Dalam kesempatan ini, mereka membeberkan hasil pemantauan dua tahun terakhir terhadap sembilan PLTU batubara yang beroperasi di Sumatera, yaitu
PLTU Nagan Raya-Aceh, PLTU Pangkalan Susu-Sumut, PLTU Ombilin-Sumbar, PLTU Tenayan Raya-Riau, PLTU Keban Agung-Lahat, PLTU Sumsel 1, PLTU Teluk Sepang-Bengkulu, PLTU Semaran-Jambi, PLTU Sebalang dan Tarahan-Lampung.
Dari hasil pemantauan yang dilakukan, ditemukan 47 pelanggaran pengelolaan lingkungan hidup. Dan dari total temuan tersebut, 12 di antaranya telah dilaporkan ke penegak hukum di Kementerian Lingkungan Hidup (KLH) RI.

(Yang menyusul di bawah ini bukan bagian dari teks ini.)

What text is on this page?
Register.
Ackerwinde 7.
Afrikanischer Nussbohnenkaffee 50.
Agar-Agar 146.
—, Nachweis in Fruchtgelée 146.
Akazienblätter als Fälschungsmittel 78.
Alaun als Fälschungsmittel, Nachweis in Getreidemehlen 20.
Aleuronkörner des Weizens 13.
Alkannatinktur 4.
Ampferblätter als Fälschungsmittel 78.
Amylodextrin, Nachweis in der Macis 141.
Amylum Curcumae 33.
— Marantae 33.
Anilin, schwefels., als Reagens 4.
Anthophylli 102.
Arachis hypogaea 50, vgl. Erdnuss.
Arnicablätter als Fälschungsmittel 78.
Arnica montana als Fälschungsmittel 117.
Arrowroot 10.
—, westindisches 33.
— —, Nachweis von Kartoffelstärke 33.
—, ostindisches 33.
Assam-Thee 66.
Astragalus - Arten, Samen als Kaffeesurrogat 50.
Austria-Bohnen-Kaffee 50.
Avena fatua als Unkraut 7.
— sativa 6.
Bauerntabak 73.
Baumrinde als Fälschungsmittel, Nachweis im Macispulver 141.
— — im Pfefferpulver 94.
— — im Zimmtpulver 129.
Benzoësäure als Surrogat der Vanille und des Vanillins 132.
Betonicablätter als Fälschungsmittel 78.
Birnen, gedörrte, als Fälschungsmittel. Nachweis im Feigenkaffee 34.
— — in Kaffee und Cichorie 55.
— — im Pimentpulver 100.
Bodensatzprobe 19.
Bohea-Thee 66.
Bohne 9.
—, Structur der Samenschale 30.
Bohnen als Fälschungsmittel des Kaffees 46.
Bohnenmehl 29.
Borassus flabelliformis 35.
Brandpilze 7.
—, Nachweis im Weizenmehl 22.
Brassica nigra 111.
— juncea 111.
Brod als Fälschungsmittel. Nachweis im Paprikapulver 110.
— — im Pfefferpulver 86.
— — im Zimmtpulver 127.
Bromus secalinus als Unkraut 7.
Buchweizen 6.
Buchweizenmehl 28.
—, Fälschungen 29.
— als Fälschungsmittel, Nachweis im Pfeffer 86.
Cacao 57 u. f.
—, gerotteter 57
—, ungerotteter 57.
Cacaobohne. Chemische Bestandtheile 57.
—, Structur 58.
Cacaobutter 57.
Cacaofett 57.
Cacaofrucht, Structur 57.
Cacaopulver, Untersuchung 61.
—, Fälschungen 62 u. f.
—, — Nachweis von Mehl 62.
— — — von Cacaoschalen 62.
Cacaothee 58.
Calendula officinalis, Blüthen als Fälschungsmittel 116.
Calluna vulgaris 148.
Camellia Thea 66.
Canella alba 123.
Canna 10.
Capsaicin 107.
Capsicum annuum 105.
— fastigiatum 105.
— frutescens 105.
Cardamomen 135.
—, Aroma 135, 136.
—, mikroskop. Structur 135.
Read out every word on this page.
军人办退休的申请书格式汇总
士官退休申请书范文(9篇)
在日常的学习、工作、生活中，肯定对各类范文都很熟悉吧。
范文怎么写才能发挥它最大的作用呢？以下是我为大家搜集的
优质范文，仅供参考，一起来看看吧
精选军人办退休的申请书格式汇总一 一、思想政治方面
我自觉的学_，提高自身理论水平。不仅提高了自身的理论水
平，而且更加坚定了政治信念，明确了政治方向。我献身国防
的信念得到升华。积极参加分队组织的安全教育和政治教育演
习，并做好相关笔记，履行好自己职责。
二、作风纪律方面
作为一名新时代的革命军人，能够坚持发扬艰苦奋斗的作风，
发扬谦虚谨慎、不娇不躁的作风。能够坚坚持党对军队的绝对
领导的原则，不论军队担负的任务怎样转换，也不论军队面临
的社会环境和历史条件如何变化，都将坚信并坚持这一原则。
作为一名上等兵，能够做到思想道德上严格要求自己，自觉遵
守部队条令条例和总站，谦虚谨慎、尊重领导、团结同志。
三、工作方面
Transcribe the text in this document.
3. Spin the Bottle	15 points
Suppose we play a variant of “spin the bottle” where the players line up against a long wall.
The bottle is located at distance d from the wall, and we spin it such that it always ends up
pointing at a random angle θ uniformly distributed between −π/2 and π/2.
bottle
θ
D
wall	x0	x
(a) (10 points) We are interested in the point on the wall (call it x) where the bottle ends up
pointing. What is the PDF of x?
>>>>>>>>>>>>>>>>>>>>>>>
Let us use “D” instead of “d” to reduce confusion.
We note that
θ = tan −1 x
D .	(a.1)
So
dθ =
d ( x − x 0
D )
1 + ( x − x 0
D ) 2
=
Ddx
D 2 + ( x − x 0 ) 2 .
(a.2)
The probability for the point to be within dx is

“Atas temuan ini, kami mendesak pemerintah mempercepat penghentian aktivitas PLTU batubara di Sumatera,” tambah Arlan.
Namun desakan ini tampaknya sulit untuk dipenuhi, jika melihat kecenderungan pemerintah rezim Prabowo yang semakin beringas dan terkesan membabi buta mendukung proyek-proyek berbasis batubara.
Pembiayaan eksploitasi pada sumber daya alam seperti hilirisasi batubara jelas merupakan kebijakan yang kontra-produktif dengan agenda transisi energi yang sedang dilakukan negara Indonesia.
Konsolidator Sumatera Terang untuk Energi Bersih (STuEB) Ali Akbar menyatakan, belum ada pergerakan yang signifikan dari negara untuk menjalankan agenda transisi energi.
“Yang muncul adalah strategi akal-akalan seperti co-firing, gasifikasi batubara dan biomas, yang semuanya bertujuan untuk melanggengkan batubara sebagai bahan bakar utama pembangkit listrik di Sumatera,” ujarnya.
Syukur, dari Apel Green Aceh juga menyoroti bahwa pembakaran batubara di PLTU Nagan Raya (Aceh) selama ini telah menghasilkan abu pekat dan debu yang menggangu kenyamanan serta kesehatan warga yang tinggal di sekitar wilayah operasional pembangkit.
Menurutnya, polusi yang dihasilkan bukan hanya sekadar mengganggu, tapi sudah sampai pada tahap mengancam keselamatan hidup masyarakat.
Berdasarkan data hasil pemantauan, setidaknya terdapat 512 kasus Infeksi Saluran Pernapasan Akut (ISPA) dan 174 kasus penyakit kulit yang diyakini kuat berkaitan dengan polusi udara dari aktivitas PLTU di Nagan Raya.
“Untuk keselamatan rakyat, maka Solusi terbaik cuma satu: pensiun dini PLTU 1&2 Nagan Raya. Pemerintah harus berani ambil langkah tegas demi menyelamatkan lingkungan dan masyarakat,” ujarnya.
Sementara itu, Wilton Amos Panggabean dari YLBHI-Lembaga Bantuan Hukum (LBH) Pekan Baru mengatakan, Riau tanpa batubara merupakan langkah tepat mengatasi krisis iklim, karena keberadaan PLTU Tenayan Raya justru menambah derita bagi masyarakat Riau di tengah fenomena cuaca yang ekstrim.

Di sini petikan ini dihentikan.